Therapeutic communication and intimacy is the use of our being to help create union and love and thus healing in the therapeutic hour or in the medical office. It is independent of rules and all roles. It is the pure impulse to give love in a warm way, in a way that reaches into another’s inner being. It is meant to heal some of the wounds people feel in their core.
The willingness to simply share our own vulnerabilities, experiences and concerns is the magic that opens the doors to our patients’ vulnerabilities. When it comes to the practice of medicine, it entails our willingness to spend extra time listening to all the details of a patient’s situation without letting our mind pull the diagnostic process short with our premature medical judgments and diagnosis.
Instead of listening deeply from the heart, the modern doctor sends a patient quickly to medical laboratories for tests. In therapy as in our primary love relationships, our primary concern is to create atmospheres and support systems based on love and the true vulnerability of being.
Cold clinical relationships only create more pathology and confusion in patients and have nothing to do with healing the source of people’s problems. Just to touch someone’s arm or hold their hand would be taboo in many circles but such intimacies go long and far in helping open up inner doors.

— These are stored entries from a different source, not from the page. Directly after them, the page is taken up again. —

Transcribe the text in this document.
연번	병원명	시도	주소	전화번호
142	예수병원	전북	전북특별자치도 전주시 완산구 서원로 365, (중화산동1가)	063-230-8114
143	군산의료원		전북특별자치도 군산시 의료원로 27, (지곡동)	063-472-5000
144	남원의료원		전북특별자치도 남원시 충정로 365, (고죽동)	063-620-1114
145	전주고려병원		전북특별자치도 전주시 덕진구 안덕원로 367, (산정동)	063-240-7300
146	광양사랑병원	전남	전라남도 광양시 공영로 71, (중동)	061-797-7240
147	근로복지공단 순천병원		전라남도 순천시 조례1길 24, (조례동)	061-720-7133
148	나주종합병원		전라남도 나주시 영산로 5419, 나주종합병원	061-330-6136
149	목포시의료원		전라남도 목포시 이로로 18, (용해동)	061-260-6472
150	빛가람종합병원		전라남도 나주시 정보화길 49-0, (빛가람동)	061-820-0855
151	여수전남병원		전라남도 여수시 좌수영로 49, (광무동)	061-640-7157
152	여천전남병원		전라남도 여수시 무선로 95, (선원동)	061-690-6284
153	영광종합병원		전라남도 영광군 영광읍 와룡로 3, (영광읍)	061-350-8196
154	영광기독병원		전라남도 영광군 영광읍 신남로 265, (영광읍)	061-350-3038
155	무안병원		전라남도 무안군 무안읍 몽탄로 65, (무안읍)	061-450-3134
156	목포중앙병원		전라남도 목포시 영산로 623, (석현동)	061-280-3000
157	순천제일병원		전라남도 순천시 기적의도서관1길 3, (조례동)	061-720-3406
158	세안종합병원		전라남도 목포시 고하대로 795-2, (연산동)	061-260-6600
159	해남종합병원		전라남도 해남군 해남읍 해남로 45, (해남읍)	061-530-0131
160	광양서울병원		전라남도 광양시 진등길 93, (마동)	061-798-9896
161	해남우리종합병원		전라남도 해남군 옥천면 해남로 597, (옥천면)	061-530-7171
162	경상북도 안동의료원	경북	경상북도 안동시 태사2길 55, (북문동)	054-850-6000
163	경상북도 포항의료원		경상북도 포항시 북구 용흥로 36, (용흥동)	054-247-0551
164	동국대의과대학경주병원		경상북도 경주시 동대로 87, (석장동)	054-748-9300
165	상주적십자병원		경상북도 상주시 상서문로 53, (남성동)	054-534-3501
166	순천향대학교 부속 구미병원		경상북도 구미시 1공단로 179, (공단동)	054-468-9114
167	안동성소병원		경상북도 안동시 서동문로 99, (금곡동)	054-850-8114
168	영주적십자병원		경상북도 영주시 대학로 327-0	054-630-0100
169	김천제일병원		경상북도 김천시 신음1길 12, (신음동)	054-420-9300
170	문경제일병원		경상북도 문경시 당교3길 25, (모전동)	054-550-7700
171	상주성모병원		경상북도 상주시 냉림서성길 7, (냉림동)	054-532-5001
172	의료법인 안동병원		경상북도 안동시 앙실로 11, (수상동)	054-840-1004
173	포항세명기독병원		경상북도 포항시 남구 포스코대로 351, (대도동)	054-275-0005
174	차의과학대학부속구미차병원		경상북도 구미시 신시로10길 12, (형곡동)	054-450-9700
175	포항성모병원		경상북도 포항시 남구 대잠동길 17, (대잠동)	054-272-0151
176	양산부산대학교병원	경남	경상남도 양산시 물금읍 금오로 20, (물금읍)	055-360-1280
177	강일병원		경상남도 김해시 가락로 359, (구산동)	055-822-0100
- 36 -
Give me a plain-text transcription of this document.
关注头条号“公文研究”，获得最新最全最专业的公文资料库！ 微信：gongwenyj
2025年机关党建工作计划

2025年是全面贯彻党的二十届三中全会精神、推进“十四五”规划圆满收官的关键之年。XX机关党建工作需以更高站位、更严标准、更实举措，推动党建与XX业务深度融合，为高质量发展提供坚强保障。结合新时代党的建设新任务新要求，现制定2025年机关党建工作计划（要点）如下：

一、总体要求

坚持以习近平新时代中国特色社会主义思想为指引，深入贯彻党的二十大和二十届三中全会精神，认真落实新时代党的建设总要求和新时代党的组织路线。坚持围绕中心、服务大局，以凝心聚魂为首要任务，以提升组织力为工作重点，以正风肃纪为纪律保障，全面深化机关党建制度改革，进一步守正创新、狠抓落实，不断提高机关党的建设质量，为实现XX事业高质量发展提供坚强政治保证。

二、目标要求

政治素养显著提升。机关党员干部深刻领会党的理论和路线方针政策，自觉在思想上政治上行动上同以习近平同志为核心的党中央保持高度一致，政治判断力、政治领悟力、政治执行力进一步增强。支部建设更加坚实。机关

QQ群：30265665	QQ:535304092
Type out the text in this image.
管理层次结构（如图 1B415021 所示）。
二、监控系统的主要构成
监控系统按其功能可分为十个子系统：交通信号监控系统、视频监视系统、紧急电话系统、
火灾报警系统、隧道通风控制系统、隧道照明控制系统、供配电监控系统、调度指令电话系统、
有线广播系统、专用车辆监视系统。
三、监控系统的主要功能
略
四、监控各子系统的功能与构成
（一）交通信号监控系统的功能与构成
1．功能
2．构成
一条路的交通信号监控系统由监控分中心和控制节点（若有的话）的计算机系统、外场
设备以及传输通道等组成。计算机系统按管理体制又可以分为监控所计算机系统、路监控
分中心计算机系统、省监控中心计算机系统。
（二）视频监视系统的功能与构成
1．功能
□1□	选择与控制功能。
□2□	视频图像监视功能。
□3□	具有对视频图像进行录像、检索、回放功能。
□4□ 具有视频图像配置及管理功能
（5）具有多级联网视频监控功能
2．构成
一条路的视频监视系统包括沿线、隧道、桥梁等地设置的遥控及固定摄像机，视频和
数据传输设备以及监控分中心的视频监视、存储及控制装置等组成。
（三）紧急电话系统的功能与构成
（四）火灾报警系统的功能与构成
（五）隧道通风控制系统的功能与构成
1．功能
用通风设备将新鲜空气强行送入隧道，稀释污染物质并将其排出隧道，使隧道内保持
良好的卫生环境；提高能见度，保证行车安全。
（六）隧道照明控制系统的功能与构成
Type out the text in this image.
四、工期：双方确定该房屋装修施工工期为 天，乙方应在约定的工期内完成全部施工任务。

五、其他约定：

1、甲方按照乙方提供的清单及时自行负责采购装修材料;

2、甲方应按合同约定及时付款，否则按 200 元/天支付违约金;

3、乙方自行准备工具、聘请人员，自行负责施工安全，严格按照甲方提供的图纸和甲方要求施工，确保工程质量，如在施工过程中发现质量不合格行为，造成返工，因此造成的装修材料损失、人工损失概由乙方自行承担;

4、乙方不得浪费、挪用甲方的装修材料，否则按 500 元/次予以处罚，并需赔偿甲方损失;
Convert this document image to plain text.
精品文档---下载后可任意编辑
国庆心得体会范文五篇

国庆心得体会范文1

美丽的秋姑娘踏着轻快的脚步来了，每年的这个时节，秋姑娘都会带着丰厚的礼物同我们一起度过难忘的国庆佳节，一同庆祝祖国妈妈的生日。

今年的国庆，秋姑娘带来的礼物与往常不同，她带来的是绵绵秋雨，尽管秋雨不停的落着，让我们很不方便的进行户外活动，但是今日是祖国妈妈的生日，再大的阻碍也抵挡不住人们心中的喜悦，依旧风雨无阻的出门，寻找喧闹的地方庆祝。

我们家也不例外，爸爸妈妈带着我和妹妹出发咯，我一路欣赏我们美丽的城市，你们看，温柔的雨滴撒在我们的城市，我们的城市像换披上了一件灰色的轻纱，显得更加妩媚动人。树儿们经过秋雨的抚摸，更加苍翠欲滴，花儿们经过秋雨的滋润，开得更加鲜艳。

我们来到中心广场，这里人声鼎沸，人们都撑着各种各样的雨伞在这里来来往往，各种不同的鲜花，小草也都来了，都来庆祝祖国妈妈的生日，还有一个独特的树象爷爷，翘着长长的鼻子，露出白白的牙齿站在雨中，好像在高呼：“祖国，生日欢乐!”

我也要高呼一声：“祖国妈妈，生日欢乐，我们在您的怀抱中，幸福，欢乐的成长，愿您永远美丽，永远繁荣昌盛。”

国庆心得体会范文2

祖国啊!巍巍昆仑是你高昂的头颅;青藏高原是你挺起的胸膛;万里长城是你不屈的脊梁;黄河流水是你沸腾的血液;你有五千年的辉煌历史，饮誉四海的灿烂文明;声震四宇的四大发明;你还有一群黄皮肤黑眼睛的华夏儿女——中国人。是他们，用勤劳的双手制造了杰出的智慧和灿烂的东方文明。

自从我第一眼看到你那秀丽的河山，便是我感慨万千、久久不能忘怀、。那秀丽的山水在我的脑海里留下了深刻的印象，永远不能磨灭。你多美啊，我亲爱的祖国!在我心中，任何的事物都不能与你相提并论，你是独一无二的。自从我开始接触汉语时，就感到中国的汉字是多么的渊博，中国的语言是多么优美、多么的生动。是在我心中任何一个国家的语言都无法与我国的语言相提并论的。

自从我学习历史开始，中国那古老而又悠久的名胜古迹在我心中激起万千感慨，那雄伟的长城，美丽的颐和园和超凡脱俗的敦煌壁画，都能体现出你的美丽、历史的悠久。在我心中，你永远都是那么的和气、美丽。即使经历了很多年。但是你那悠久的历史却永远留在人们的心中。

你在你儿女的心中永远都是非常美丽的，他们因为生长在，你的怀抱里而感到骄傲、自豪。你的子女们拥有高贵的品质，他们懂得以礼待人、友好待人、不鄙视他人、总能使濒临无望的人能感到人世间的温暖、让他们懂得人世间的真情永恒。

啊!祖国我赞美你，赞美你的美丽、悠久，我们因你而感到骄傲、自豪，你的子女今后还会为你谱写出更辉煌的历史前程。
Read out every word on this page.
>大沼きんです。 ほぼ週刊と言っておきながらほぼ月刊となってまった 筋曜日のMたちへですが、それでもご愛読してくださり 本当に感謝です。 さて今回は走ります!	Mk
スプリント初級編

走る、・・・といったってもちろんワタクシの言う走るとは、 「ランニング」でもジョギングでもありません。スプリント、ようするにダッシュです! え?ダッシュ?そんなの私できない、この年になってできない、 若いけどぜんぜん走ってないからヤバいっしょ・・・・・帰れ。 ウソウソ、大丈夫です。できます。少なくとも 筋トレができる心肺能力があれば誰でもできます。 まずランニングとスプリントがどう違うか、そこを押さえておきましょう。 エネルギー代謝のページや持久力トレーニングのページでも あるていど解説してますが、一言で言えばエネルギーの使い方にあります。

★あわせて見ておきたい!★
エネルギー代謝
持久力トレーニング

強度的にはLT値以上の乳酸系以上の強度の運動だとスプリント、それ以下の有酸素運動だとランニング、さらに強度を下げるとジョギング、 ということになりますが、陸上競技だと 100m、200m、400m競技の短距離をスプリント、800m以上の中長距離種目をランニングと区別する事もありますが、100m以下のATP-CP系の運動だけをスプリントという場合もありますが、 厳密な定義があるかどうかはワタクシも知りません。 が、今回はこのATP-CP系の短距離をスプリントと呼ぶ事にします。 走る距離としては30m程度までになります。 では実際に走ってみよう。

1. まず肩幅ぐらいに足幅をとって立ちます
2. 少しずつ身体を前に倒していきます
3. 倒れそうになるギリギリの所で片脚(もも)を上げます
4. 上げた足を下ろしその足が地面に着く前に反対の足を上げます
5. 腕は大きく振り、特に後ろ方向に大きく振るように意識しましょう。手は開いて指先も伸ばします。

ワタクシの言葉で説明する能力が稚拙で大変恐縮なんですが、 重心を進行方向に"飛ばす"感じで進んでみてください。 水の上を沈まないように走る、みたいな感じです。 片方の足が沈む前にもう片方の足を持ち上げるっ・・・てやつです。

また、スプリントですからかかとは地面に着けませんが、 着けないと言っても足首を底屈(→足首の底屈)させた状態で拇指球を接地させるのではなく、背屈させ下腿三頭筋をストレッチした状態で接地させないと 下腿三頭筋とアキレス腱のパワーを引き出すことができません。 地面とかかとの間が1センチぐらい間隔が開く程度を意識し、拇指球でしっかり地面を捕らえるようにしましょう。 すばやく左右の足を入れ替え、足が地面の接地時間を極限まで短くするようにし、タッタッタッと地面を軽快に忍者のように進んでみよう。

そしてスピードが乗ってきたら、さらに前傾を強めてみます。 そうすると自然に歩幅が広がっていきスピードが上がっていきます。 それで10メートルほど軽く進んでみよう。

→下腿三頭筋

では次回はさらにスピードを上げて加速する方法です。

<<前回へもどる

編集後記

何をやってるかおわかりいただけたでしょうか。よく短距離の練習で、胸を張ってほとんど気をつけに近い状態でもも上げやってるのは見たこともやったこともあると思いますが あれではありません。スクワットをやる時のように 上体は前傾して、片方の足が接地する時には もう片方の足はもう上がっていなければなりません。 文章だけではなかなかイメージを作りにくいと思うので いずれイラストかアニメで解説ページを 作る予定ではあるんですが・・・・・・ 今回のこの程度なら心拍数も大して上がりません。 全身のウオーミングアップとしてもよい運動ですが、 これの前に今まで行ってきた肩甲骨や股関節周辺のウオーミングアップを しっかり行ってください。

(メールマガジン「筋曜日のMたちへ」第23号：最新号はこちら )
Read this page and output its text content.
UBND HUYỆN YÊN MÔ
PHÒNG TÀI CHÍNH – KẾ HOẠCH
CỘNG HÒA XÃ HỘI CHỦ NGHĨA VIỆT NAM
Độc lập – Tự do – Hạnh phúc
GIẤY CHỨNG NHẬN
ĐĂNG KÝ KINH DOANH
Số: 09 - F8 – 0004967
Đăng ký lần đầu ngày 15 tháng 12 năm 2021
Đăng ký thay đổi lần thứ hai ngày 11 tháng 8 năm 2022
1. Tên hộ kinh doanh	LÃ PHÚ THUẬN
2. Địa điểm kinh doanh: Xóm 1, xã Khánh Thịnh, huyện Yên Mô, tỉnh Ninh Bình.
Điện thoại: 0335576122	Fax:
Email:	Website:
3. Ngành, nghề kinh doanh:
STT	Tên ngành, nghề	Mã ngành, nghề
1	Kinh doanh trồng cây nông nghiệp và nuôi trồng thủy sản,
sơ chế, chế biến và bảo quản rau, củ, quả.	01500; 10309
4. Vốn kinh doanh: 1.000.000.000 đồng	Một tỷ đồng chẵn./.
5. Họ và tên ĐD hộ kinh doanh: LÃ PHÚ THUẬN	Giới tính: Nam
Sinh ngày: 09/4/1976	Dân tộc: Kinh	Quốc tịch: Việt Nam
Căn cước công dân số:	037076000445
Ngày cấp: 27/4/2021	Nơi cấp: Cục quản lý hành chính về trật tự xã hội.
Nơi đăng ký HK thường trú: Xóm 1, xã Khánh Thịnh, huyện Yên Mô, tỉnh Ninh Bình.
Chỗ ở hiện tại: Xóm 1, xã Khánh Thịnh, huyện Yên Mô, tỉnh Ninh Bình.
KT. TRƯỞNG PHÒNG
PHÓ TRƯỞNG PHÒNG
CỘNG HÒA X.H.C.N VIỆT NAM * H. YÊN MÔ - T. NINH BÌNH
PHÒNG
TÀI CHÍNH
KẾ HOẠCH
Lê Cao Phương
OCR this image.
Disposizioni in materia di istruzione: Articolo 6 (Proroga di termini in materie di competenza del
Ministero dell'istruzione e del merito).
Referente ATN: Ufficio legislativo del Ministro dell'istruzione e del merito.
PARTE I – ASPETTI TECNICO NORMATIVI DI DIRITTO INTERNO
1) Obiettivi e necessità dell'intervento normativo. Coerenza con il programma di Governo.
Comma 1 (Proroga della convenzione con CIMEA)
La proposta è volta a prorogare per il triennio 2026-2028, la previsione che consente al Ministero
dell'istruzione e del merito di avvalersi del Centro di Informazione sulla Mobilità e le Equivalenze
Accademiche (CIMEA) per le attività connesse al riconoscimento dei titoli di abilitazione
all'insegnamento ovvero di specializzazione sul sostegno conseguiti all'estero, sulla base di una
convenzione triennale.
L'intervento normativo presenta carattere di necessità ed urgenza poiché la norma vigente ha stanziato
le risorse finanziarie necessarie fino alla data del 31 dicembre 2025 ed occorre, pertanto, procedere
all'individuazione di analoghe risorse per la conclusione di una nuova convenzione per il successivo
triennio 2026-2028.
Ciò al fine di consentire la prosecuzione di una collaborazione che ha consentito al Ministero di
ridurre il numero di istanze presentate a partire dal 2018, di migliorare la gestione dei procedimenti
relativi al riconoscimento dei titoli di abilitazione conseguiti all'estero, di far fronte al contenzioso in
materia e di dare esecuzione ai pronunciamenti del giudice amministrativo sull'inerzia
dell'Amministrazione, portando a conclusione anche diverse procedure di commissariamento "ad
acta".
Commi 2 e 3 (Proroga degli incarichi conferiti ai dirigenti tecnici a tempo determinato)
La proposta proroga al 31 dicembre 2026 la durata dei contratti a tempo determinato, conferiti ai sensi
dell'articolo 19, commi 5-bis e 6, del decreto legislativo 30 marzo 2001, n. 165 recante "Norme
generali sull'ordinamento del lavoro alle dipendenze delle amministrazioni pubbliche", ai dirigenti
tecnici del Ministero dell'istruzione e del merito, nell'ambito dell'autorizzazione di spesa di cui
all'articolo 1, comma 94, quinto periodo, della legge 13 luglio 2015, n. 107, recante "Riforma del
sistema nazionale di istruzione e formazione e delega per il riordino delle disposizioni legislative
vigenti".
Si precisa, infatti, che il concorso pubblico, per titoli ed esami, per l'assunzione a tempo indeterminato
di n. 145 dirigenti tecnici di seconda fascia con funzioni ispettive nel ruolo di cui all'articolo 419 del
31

Many years ago Dr. Scott Peck laid down the first foundation stones for a therapy of love when he said, “We are now able to see the essential ingredient that makes psychotherapy effective and successful. It is not ‘unconditional positive regard,’ nor is it magical words, techniques or postures; it is human involvement and struggle. It is the willingness of the therapist to extend him or herself for the purpose of nurturing the patient’s growth – willingness to go out on a limb, to truly involve oneself at an emotional level in the relationship, to actually struggle with the patient and with oneself. In short, the essential ingredient of successful deep and meaningful psychotherapy is love.”
Dr. Peck said “most mental illness is caused by an absence of or defect in the love that a particular child required from its particular parents for successful maturation and spiritual growth.” It becomes obvious then that what patients need more than anything is that love. They need this love for healing to take place.